Sejumlah dokumen yang bocor dan diperoleh oleh Associated Press menunjukkan Facebook di India ragu-ragu dalam membatasi ujaran kebencian dan konten anti-Muslim di platformnya. Facebook juga tidak memiliki cukup moderator bahasa lokal untuk mencegah munculnya informasi yang salah.

Publikasi berita palsu itu kadang-kadang memicu kekerasan di dunia nyata. Dokumen-dokumen itu menunjukkan masalah ini telah mengganggu perusahaan itu selama bertahun-tahun, terutama dalam kasus di mana anggota-anggota Partai Bharatiya Janata BJP yang dipimpin Perdana Menteri Narendra Modi membuat beragam akun Facebook untuk memperkuat konten anti-Muslim.

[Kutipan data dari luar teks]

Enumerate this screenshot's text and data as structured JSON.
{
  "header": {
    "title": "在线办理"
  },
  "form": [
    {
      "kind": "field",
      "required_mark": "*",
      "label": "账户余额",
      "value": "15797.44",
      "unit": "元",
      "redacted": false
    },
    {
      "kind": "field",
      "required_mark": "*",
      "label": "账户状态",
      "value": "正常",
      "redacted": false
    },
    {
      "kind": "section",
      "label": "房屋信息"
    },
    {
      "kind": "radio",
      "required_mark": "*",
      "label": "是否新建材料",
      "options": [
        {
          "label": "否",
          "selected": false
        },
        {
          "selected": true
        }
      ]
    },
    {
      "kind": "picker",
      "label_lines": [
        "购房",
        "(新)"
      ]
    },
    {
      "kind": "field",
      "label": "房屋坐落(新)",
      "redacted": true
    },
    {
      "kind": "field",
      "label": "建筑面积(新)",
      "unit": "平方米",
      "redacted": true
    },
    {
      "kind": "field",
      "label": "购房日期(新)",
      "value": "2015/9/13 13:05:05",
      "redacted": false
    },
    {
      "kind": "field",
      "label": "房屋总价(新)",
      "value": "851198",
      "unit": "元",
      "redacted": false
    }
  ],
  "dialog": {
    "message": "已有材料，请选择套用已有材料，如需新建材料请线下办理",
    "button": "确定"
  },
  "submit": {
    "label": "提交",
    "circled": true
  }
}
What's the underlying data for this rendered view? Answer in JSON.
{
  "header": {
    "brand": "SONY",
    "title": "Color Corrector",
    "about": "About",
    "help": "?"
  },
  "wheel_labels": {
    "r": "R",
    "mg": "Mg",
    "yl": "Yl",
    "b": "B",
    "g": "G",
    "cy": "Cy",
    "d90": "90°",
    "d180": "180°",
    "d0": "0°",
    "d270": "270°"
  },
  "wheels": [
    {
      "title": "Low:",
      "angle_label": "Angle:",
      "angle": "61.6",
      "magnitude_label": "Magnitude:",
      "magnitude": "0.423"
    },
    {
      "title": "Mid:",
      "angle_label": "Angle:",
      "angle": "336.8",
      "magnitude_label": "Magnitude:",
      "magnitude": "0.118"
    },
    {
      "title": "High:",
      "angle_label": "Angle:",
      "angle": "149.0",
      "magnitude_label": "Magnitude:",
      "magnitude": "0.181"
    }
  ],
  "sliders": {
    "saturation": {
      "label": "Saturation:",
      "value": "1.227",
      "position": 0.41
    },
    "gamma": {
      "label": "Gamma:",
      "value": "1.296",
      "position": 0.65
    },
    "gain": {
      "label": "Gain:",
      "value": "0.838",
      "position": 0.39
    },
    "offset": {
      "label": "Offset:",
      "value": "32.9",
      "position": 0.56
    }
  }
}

Dokumen-dokumen itu menunjukkan perjuangan keras Facebook secara terus menerus untuk menghentikan pemasangan konten kasar di platformnya, di negara demokrasi terbesar yang memiliki pertumbuhan pasar tercepat di dunia itu.

Telah sejak lama ketegangan antar etnis dan agama di India memanas di media sosial dan berujung menjadi aksi kekerasan.

Modi telah dipuji karena memanfaatkan platform itu untuk keuntungan partainya selama pemilihan umum lalu, dan laporan di Wall Street Journal tahun lalu meragukan apakah Facebook telah secara selektif menegakkan kebijakannya tentang ujaran kebencian guna mencegah kecaman balik dari BJP.

Modi dan CEO Facebook Mark Zuckerberg telah menunjukkan kedekatan mereka, yang ditunjukkan dari foto berpelukan di markas besar Facebook.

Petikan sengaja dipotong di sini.